Authors: Taesoo Kim, Jinju Kim, Dong Chan Kim, Jong Hwan Ko, Gyeong-Moon Park

ICML 2025 | Venue PDF | Archive PDF | Plain Text | LLM Run Details

Reproducibility Variable Result LLM Response
Research Type Experimental The experiments conducted on the state-of-the-art model demonstrate that TGU prevents the model from replicating forget speakers voices while maintaining high quality for other speakers. (Abstract). See also Section 5. Experiment, which details quantitative and qualitative evaluations, baseline comparisons, and analysis on datasets.
Researcher Affiliation Collaboration 1Department of Electrical and Computer Engineering, Sungkyunkwan University 2KT Corporation 3Visiting fellow at Carnegie Mellon University 4Department of Artificial Intelligence, Korea University. The authors are affiliated with universities (Sungkyunkwan University, Carnegie Mellon University, Korea University) and a corporation (KT Corporation), indicating a collaboration.
Pseudocode No The paper describes methods in prose, such as in Section 4.1 'Approach: Guided Unlearning' and Section 4.2 'Teacher-Guided Unlearning', without presenting structured pseudocode or algorithm blocks.
Open Source Code No The demo is available at https://speechunlearn.github.io/ (Footnote 1 on page 3). This provides access to a demo, but not explicitly to the source code for the methodology described in the paper.
Open Datasets Yes We utilize Libri Heavy, an English speech corpus of 50,000 hours derived from Libri Light (Kahn et al., 2020)... (Section 5.1). To evaluate the performance... we used the Libri Speech test-clean set (Panayotov et al., 2015). (Section 5.1). For the experiment in Table 13, we randomly selected 1 speaker as forget set from Libri TTS (Zen et al., 2019) corpus. (Section 5.1)

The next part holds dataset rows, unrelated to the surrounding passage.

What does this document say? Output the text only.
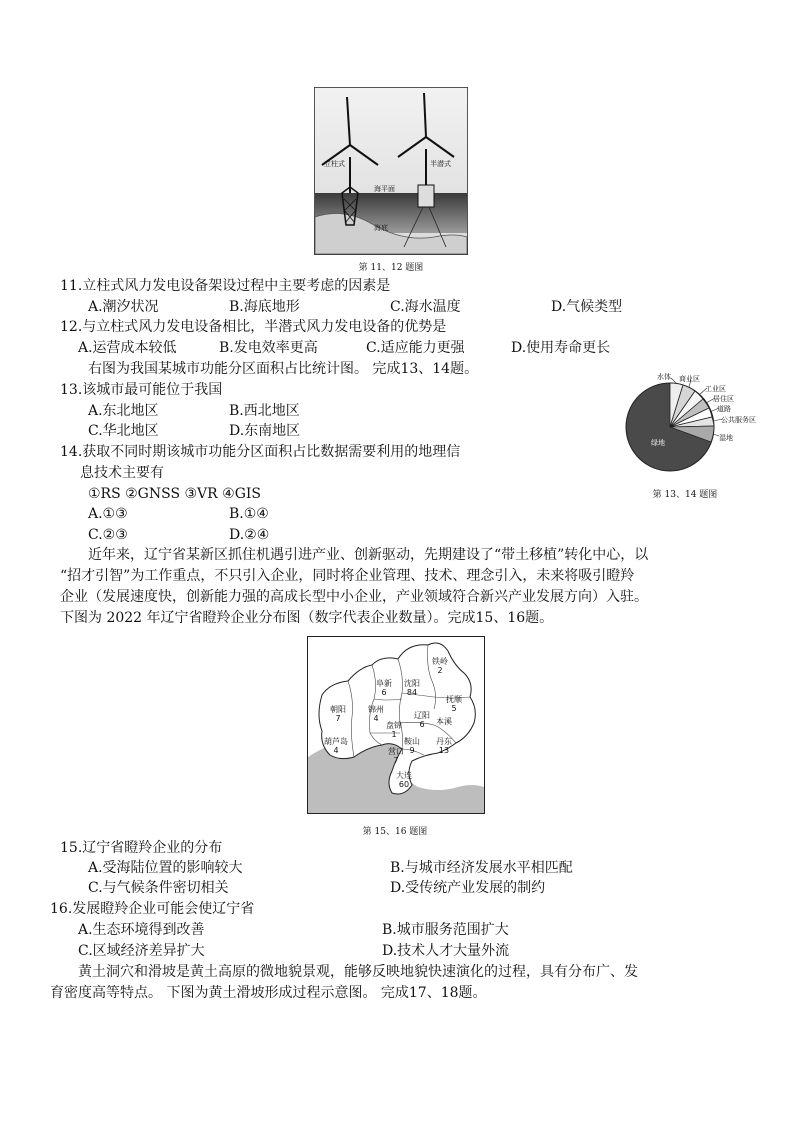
立柱式	半潜式
海平面
海底
第 11、12 题图
11.立柱式风力发电设备架设过程中主要考虑的因素是
A.潮汐状况	B.海底地形	C.海水温度	D.气候类型
12.与立柱式风力发电设备相比，半潜式风力发电设备的优势是
A.运营成本较低	B.发电效率更高	C.适应能力更强	D.使用寿命更长
右图为我国某城市功能分区面积占比统计图。 完成13、14题。
13.该城市最可能位于我国
A.东北地区	B.西北地区
C.华北地区	D.东南地区
14.获取不同时期该城市功能分区面积占比数据需要利用的地理信
息技术主要有
①RS ②GNSS ③VR ④GIS
A.①③	B.①④
C.②③	D.②④
水体 商业区
工业区
居住区
道路
公共服务区
绿地
湿地
第 13、14 题图
近年来，辽宁省某新区抓住机遇引进产业、创新驱动，先期建设了“带土移植”转化中心，以
“招才引智”为工作重点，不只引入企业，同时将企业管理、技术、理念引入，未来将吸引瞪羚
企业（发展速度快，创新能力强的高成长型中小企业，产业领域符合新兴产业发展方向）入驻。
下图为 2022 年辽宁省瞪羚企业分布图（数字代表企业数量）。完成15、16题。
铁岭
2
阜新
6
沈阳
84
抚顺
5
朝阳
7
锦州
4
盘锦
1
辽阳
6
鞍山
9
本溪
葫芦岛
4	营口
7
丹东
13
大连
60
第 15、16 题图
15.辽宁省瞪羚企业的分布
A.受海陆位置的影响较大	B.与城市经济发展水平相匹配
C.与气候条件密切相关	D.受传统产业发展的制约
16.发展瞪羚企业可能会使辽宁省
A.生态环境得到改善	B.城市服务范围扩大
C.区域经济差异扩大	D.技术人才大量外流
黄土洞穴和滑坡是黄土高原的微地貌景观，能够反映地貌快速演化的过程，具有分布广、发
育密度高等特点。 下图为黄土滑坡形成过程示意图。 完成17、18题。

Dataset Splits Yes For each speaker, 5 minutes of speech audio were randomly chosen for the evaluation set, with the remaining data used for the training set. (Section 5.1). To create the forget set, 10 speakers were randomly selected from the dataset... For each selected speaker, approximately 300 seconds of audio was randomly chosen as the evaluation set, while the remaining audio was designated for the unlearning training set. (Appendix A.1)
Hardware Specification No The paper does not explicitly mention specific hardware details such as GPU models (e.g., NVIDIA A100, RTX series), CPU models, or specific cloud computing resources used for training or inference.

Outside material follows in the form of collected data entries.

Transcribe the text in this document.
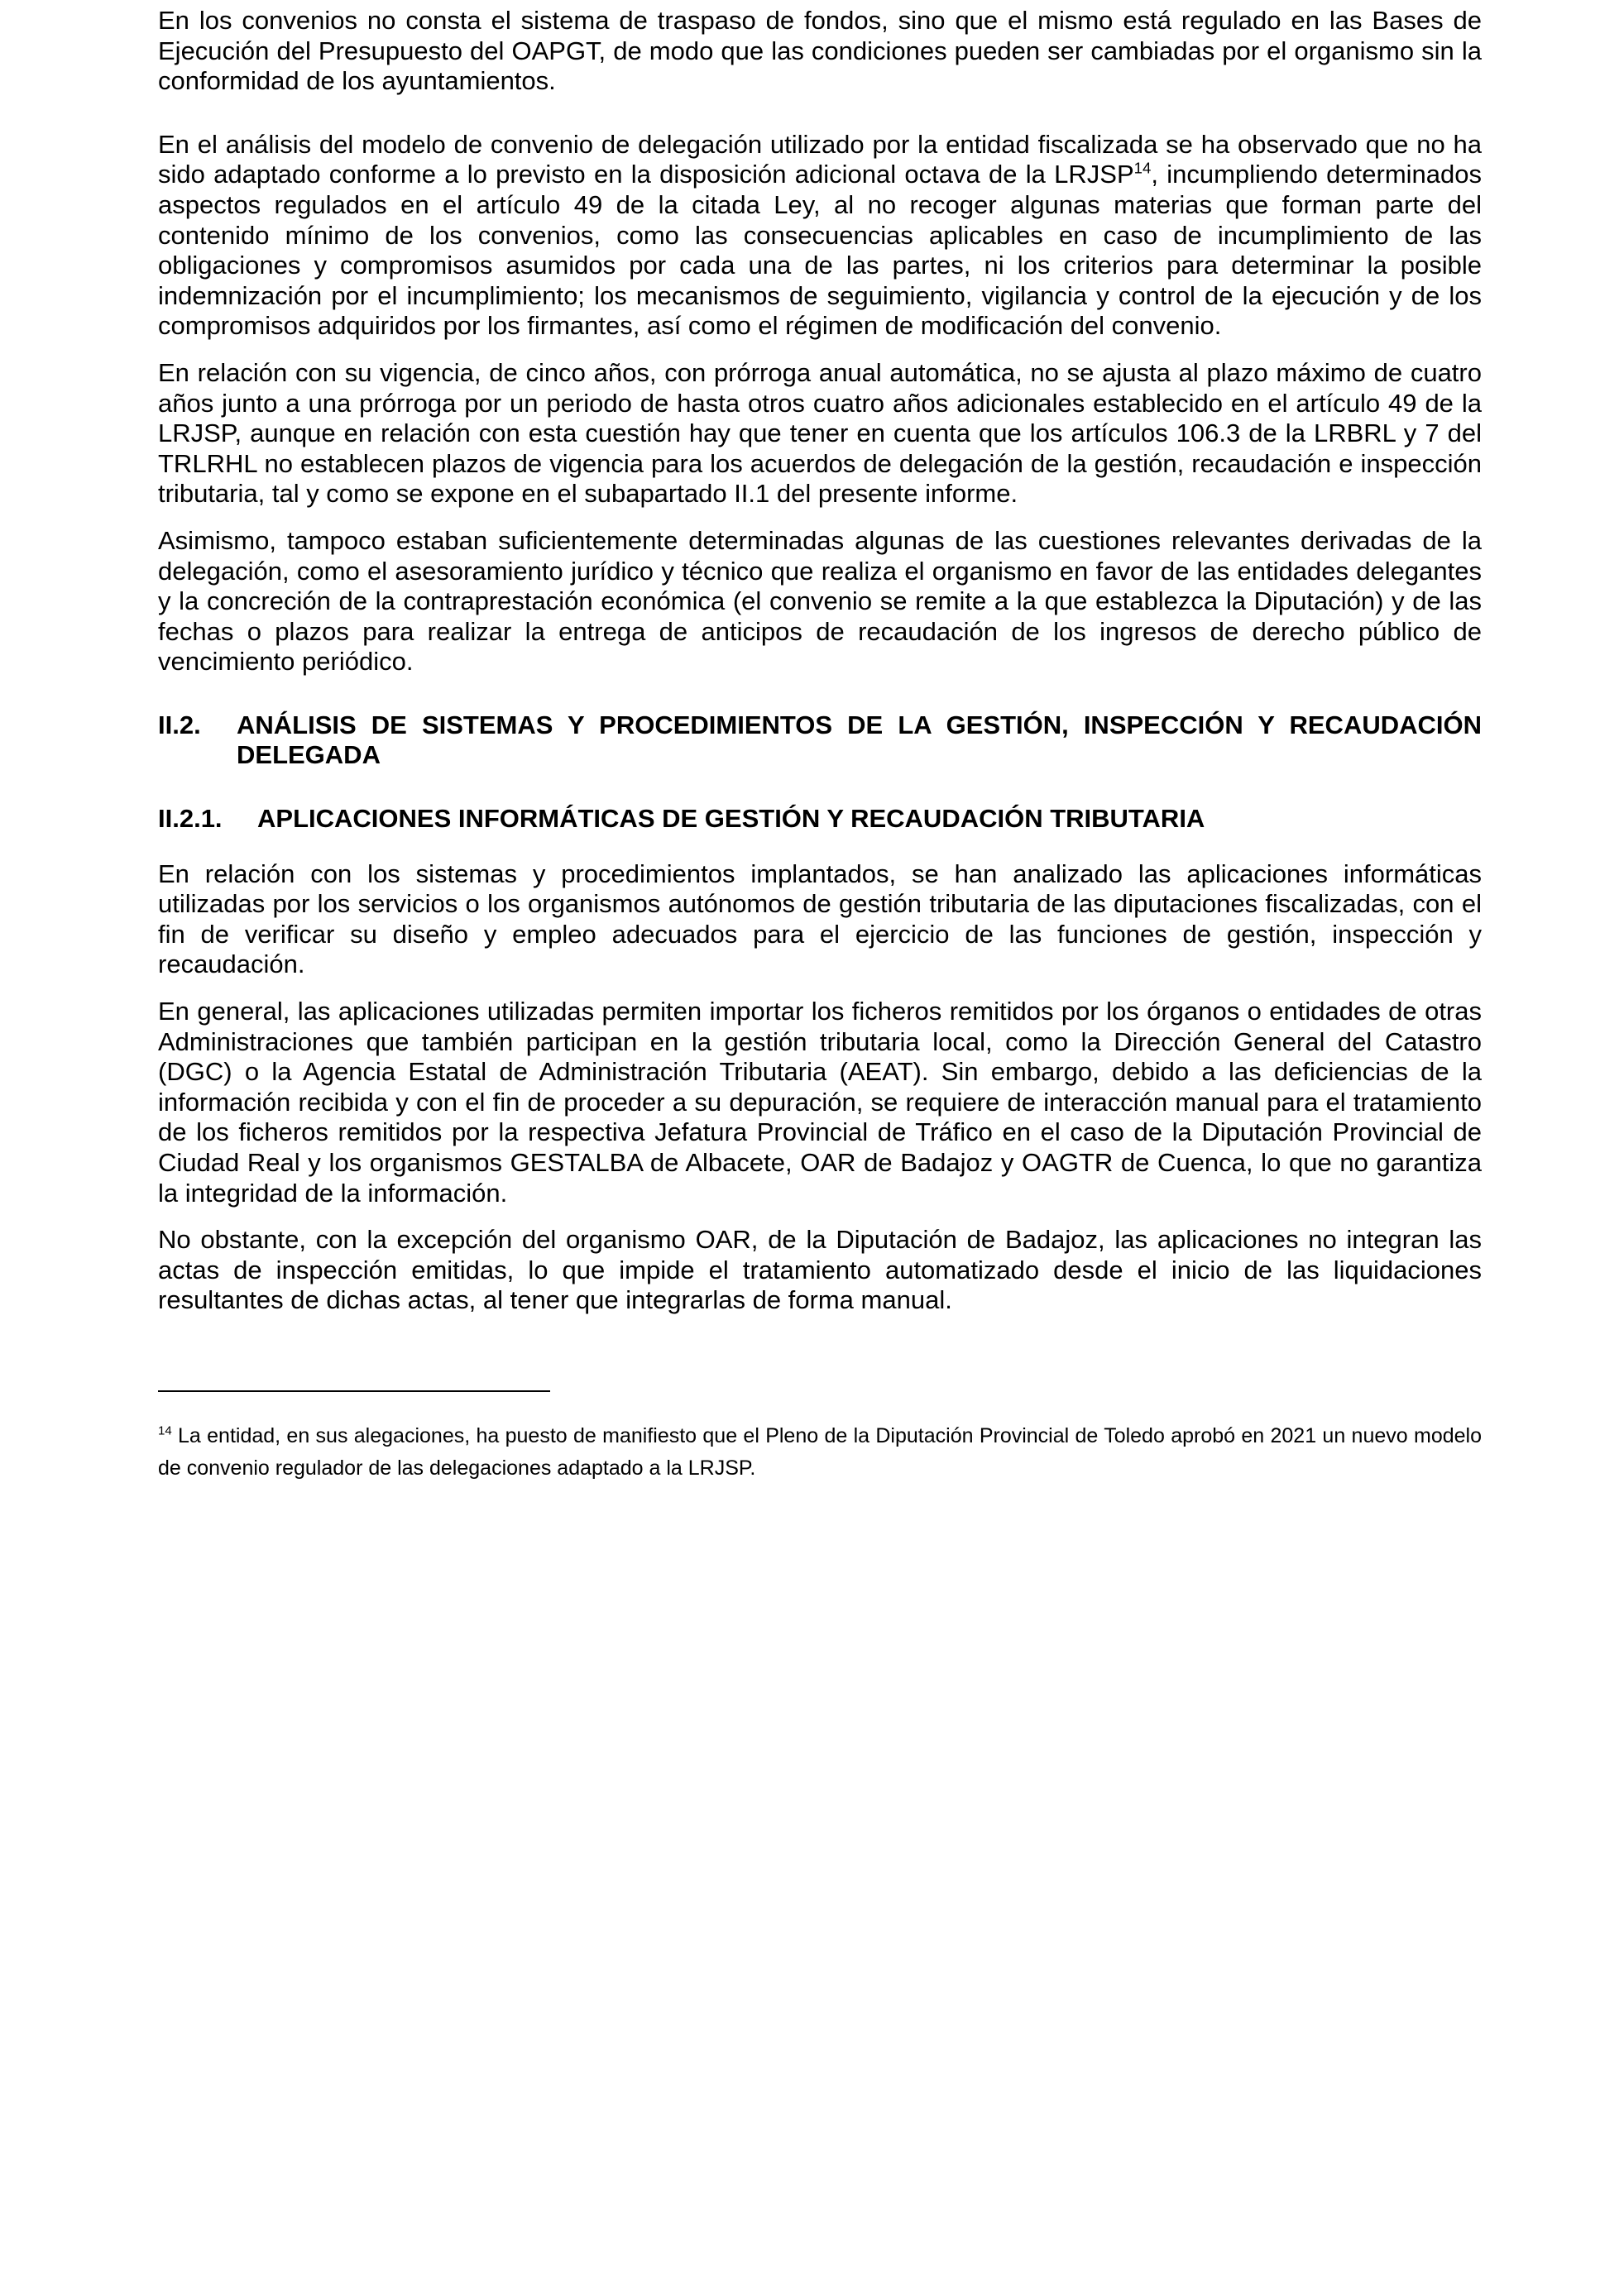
En los convenios no consta el sistema de traspaso de fondos, sino que el mismo está regulado en las Bases de Ejecución del Presupuesto del OAPGT, de modo que las condiciones pueden ser cambiadas por el organismo sin la conformidad de los ayuntamientos.

En el análisis del modelo de convenio de delegación utilizado por la entidad fiscalizada se ha observado que no ha sido adaptado conforme a lo previsto en la disposición adicional octava de la LRJSP$^{14}$, incumpliendo determinados aspectos regulados en el artículo 49 de la citada Ley, al no recoger algunas materias que forman parte del contenido mínimo de los convenios, como las consecuencias aplicables en caso de incumplimiento de las obligaciones y compromisos asumidos por cada una de las partes, ni los criterios para determinar la posible indemnización por el incumplimiento; los mecanismos de seguimiento, vigilancia y control de la ejecución y de los compromisos adquiridos por los firmantes, así como el régimen de modificación del convenio.

En relación con su vigencia, de cinco años, con prórroga anual automática, no se ajusta al plazo máximo de cuatro años junto a una prórroga por un periodo de hasta otros cuatro años adicionales establecido en el artículo 49 de la LRJSP, aunque en relación con esta cuestión hay que tener en cuenta que los artículos 106.3 de la LRBRL y 7 del TRLRHL no establecen plazos de vigencia para los acuerdos de delegación de la gestión, recaudación e inspección tributaria, tal y como se expone en el subapartado II.1 del presente informe.

Asimismo, tampoco estaban suficientemente determinadas algunas de las cuestiones relevantes derivadas de la delegación, como el asesoramiento jurídico y técnico que realiza el organismo en favor de las entidades delegantes y la concreción de la contraprestación económica (el convenio se remite a la que establezca la Diputación) y de las fechas o plazos para realizar la entrega de anticipos de recaudación de los ingresos de derecho público de vencimiento periódico.

II.2.	ANÁLISIS DE SISTEMAS Y PROCEDIMIENTOS DE LA GESTIÓN, INSPECCIÓN Y RECAUDACIÓN DELEGADA
II.2.1.	APLICACIONES INFORMÁTICAS DE GESTIÓN Y RECAUDACIÓN TRIBUTARIA

En relación con los sistemas y procedimientos implantados, se han analizado las aplicaciones informáticas utilizadas por los servicios o los organismos autónomos de gestión tributaria de las diputaciones fiscalizadas, con el fin de verificar su diseño y empleo adecuados para el ejercicio de las funciones de gestión, inspección y recaudación.

En general, las aplicaciones utilizadas permiten importar los ficheros remitidos por los órganos o entidades de otras Administraciones que también participan en la gestión tributaria local, como la Dirección General del Catastro (DGC) o la Agencia Estatal de Administración Tributaria (AEAT). Sin embargo, debido a las deficiencias de la información recibida y con el fin de proceder a su depuración, se requiere de interacción manual para el tratamiento de los ficheros remitidos por la respectiva Jefatura Provincial de Tráfico en el caso de la Diputación Provincial de Ciudad Real y los organismos GESTALBA de Albacete, OAR de Badajoz y OAGTR de Cuenca, lo que no garantiza la integridad de la información.

No obstante, con la excepción del organismo OAR, de la Diputación de Badajoz, las aplicaciones no integran las actas de inspección emitidas, lo que impide el tratamiento automatizado desde el inicio de las liquidaciones resultantes de dichas actas, al tener que integrarlas de forma manual.

$^{14}$ La entidad, en sus alegaciones, ha puesto de manifiesto que el Pleno de la Diputación Provincial de Toledo aprobó en 2021 un nuevo modelo de convenio regulador de las delegaciones adaptado a la LRJSP.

Software Dependencies No We utilized the torchdiffeq package (Chen, 2018), which offers both fixed and adaptive step ODE solvers, using the default midpoint solver. (Appendix A.6). While a package is mentioned, a specific version number is not provided.
Experiment Setup Yes The duration predictor... is trained for 600K steps. The Adam optimizer was employed with a peak learning rate of 1e-4, linearly warmed up over the first 5K steps and decayed afterward. (Appendix A.4). We trained the original Voice model for 500K steps. Each mini-batch consisted of 75-second audio segments, and the Adam optimizer was employed with a peak learning rate of 1e-4, linearly warmed up over the first 5K steps and decayed afterward. (Appendix A.5). The TGU model was trained for 145K steps for 1 and 10K steps for 2... To facilitate the unlearning process, samples from the forget set xf were randomly selected with a 20% probability in each mini-batch. (Appendix B.1). where λ, a hyper-parameter that controls the weighting between the losses, is set to 0.2. (Section 4.2). where α is fixed at 0.7, as specified in the original paper. (Appendix A.6).